Co-host Steve Doocy introduced the segment by claiming that "[f]earing a financial meltdown, Great Britain's prime minister, David Cameron... [is] introducing a bill this week to partially privatize their own nationalized health care system. So is that proof that the president's new health care law [is] not working either?" Later in the segment, after asking if Cameron's bill could “be a preview of coming attractions here,” Doocy claimed “We have apparently based parts of our system on their system and it's not working over there.” Johnson concurred that we have the same kind of “government involvement ”already now under Obamacare." Watch:
But Doocy and Johnson's characterizations of the PPACA, while consistently popular among the right-wing health care misinformers, are still completely false and demonstrate a fundamental misunderstanding of how health care and the health care marketplace works. The NHS is a system that more closely resembles the Veterans Administration system in America, in which doctors are employed by the government, and all health care is paid for by the government. The PPACA, by contrast, creates exchanges through which consumers can purchase affordable and comprehensive private or non-profit health care plans.

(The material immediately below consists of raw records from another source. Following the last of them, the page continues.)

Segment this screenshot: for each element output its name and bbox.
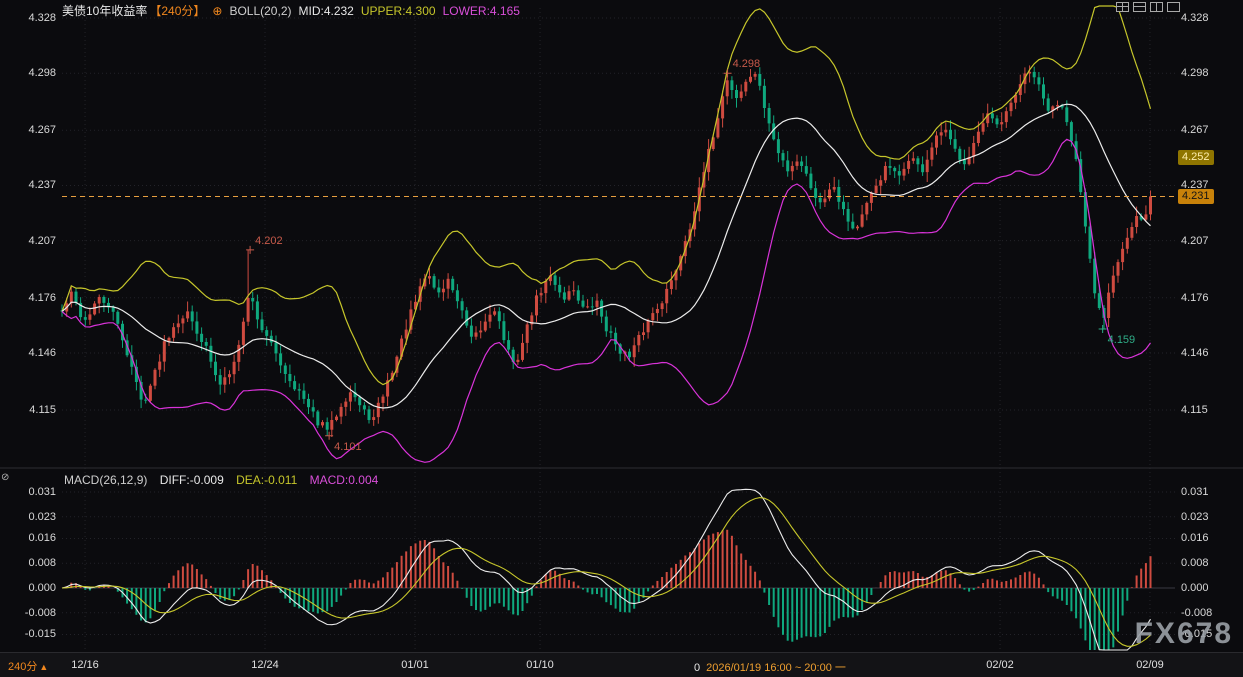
crosshair-time-text: 2026/01/19 16:00 ~ 20:00 一 [706, 662, 846, 674]
macd-histogram [62, 530, 1151, 650]
horizontal-split-icon[interactable] [1133, 2, 1146, 12]
axis-label: -0.015 [2, 628, 56, 640]
watermark: FX678 [1135, 617, 1233, 651]
axis-label: 0.016 [2, 532, 56, 544]
swing-annotation: 4.298 [733, 58, 761, 70]
axis-label: 0.008 [2, 557, 56, 569]
axis-label: 4.176 [2, 292, 56, 304]
axis-label: 0.031 [2, 486, 56, 498]
macd-indicator-name: MACD(26,12,9) [64, 473, 147, 487]
macd-diff-value: DIFF:-0.009 [160, 473, 224, 487]
reference-price-badge: 4.252 [1178, 150, 1214, 165]
macd-legend: MACD(26,12,9) DIFF:-0.009 DEA:-0.011 MAC… [64, 473, 387, 487]
boll-indicator-name: BOLL(20,2) [229, 4, 291, 18]
x-axis-tick: 02/02 [986, 659, 1014, 671]
crosshair-prefix: 0 [694, 662, 700, 674]
axis-label: 4.298 [2, 67, 56, 79]
chart-legend: 美债10年收益率 【240分】 ⊕ BOLL(20,2) MID:4.232 U… [62, 2, 527, 19]
expand-icon[interactable]: ⊕ [212, 4, 222, 18]
swing-annotation: 4.101 [334, 441, 362, 453]
x-axis-tick: 01/10 [526, 659, 554, 671]
instrument-title: 美债10年收益率 [62, 2, 147, 19]
x-axis-tick: 12/24 [251, 659, 279, 671]
chart-canvas[interactable]: 4.202 4.101 4.298 4.159 [0, 0, 1243, 677]
candles [61, 65, 1153, 437]
gridlines [0, 8, 1243, 650]
axis-label: 0.016 [1181, 532, 1239, 544]
x-axis-tick: 02/09 [1136, 659, 1164, 671]
axis-label: 0.023 [2, 511, 56, 523]
axis-label: 0.008 [1181, 557, 1239, 569]
axis-label: 4.267 [2, 124, 56, 136]
axis-label: 4.115 [2, 404, 56, 416]
swing-annotation: 4.202 [255, 235, 283, 247]
single-pane-icon[interactable] [1167, 2, 1180, 12]
axis-label: 4.207 [1181, 235, 1239, 247]
axis-label: 4.298 [1181, 67, 1239, 79]
indicator-lines [62, 6, 1175, 650]
axis-label: 4.328 [1181, 12, 1239, 24]
x-axis-tick: 12/16 [71, 659, 99, 671]
axis-label: -0.008 [2, 607, 56, 619]
axis-label: 4.146 [1181, 347, 1239, 359]
time-axis-bar: 240分▲ 12/16 12/24 01/01 01/10 02/02 02/09 0 20… [0, 652, 1243, 677]
macd-macd-value: MACD:0.004 [310, 473, 379, 487]
axis-label: 0.000 [1181, 582, 1239, 594]
vertical-split-icon[interactable] [1150, 2, 1163, 12]
pane-divider-icon[interactable]: ⊘ [1, 472, 9, 483]
axis-label: 0.000 [2, 582, 56, 594]
macd-dea-value: DEA:-0.011 [236, 473, 297, 487]
boll-upper-value: UPPER:4.300 [361, 4, 436, 18]
crosshair-time-label: 0 2026/01/19 16:00 ~ 20:00 一 [694, 659, 846, 675]
chart-window: 4.202 4.101 4.298 4.159 美债10年收益率 【240分】 ⊕ B… [0, 0, 1243, 677]
x-axis-tick: 01/01 [401, 659, 429, 671]
axis-label: 4.267 [1181, 124, 1239, 136]
axis-label: 4.176 [1181, 292, 1239, 304]
axis-label: 0.031 [1181, 486, 1239, 498]
boll-mid-value: MID:4.232 [299, 4, 354, 18]
window-controls [1116, 2, 1180, 12]
timeframe-selector[interactable]: 240分▲ [8, 658, 48, 674]
boll-lower-value: LOWER:4.165 [443, 4, 520, 18]
axis-label: 4.207 [2, 235, 56, 247]
axis-label: 4.115 [1181, 404, 1239, 416]
timeframe-label: 【240分】 [149, 2, 205, 19]
axis-label: 4.237 [2, 179, 56, 191]
grid-layout-icon[interactable] [1116, 2, 1129, 12]
swing-annotation: 4.159 [1108, 334, 1136, 346]
up-arrow-icon: ▲ [39, 662, 48, 672]
axis-label: 0.023 [1181, 511, 1239, 523]
last-price-badge: 4.231 [1178, 189, 1214, 204]
timeframe-selector-label: 240分 [8, 661, 37, 673]
axis-label: 4.146 [2, 347, 56, 359]
axis-label: 4.328 [2, 12, 56, 24]
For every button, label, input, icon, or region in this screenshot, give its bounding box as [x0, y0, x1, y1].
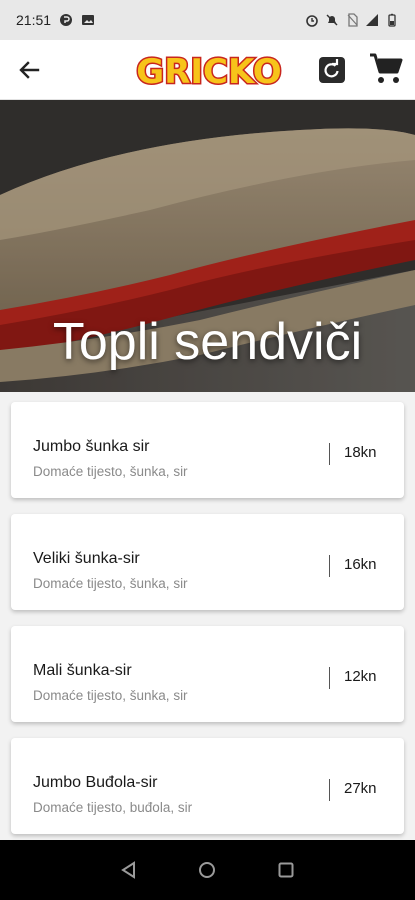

Consumers, doctors, and private health care plans will continue to be the fundamental decision-making agents in all health care choices.
It should no longer come as any surprise that the right-wing media does not understand how health care systems work, or that their analysis of the PPACA is consistently flawed and misleading. These are the people who predicted that health care reform would destroy America, create death panels to kill the elderly, and destroy the economy.